I first learned about Harvey Pekar in a New York Times Sunday Book Review dated May 11th, 1986. The reviewer, David Rosenthal, summed up Pekar’s debut work, “American Splendor: the life and times of Harvey Pekar”, as follows:

"Mr. Pekar’s work has been compared by literary critics to Chekhov’s and Dostoyevsky’s, and it is easy to see why. His stories, as he puts it, are about 'the cosmic and the ordinary,' about the working stiff’s search for love and transcendence, the bleak reality of life in a hard town and the reflections of a volatile, passionate sensibility that vibrates with everything around it."

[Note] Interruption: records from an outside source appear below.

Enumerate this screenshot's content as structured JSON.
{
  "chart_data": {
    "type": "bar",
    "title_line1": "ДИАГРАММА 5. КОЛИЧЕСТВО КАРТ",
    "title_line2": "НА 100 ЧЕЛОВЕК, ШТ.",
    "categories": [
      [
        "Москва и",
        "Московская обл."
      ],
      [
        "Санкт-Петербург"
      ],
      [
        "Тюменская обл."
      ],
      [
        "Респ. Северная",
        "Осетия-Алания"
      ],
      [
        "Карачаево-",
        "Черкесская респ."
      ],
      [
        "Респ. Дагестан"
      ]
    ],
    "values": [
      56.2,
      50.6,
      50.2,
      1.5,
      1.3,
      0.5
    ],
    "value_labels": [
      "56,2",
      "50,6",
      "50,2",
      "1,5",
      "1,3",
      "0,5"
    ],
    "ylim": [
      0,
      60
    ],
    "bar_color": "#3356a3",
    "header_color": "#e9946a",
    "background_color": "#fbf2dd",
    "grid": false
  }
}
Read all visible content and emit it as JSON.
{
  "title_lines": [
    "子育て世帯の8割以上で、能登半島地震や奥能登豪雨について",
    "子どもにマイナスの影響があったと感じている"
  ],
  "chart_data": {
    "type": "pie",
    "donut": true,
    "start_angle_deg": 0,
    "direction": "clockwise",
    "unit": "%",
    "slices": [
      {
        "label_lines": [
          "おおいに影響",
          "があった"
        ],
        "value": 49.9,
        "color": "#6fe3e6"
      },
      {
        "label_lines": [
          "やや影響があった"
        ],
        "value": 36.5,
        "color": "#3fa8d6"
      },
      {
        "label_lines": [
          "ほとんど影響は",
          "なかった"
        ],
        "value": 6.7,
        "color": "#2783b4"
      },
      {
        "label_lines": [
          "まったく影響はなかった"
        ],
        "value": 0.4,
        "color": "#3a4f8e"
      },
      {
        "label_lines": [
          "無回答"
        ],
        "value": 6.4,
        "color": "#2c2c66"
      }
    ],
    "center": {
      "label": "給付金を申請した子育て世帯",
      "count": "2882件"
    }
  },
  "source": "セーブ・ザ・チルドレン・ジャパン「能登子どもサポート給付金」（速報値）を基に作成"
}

Unlike Chekhov and Dostoyevsky, Pekar’s medium was the comic book, which made it even more imperative for me to track down. Like many baby boomers (technically speaking, I am a pre-baby boomer since I was born before the end of the war), comic books were as central to my early childhood as the Internet and video games are to today’s kids. Each new issue of Mad Magazine was a major event. I would pick up the latest copy from Abe’s Candy Store in Woodridge, New York and rush home to devour it. Next I would call a fellow 11 year old, who was hip enough to get Mad Magazine’s subversive sense of humor, and discuss it as if it were the latest Woody Allen movie (in the 70s, to be sure.)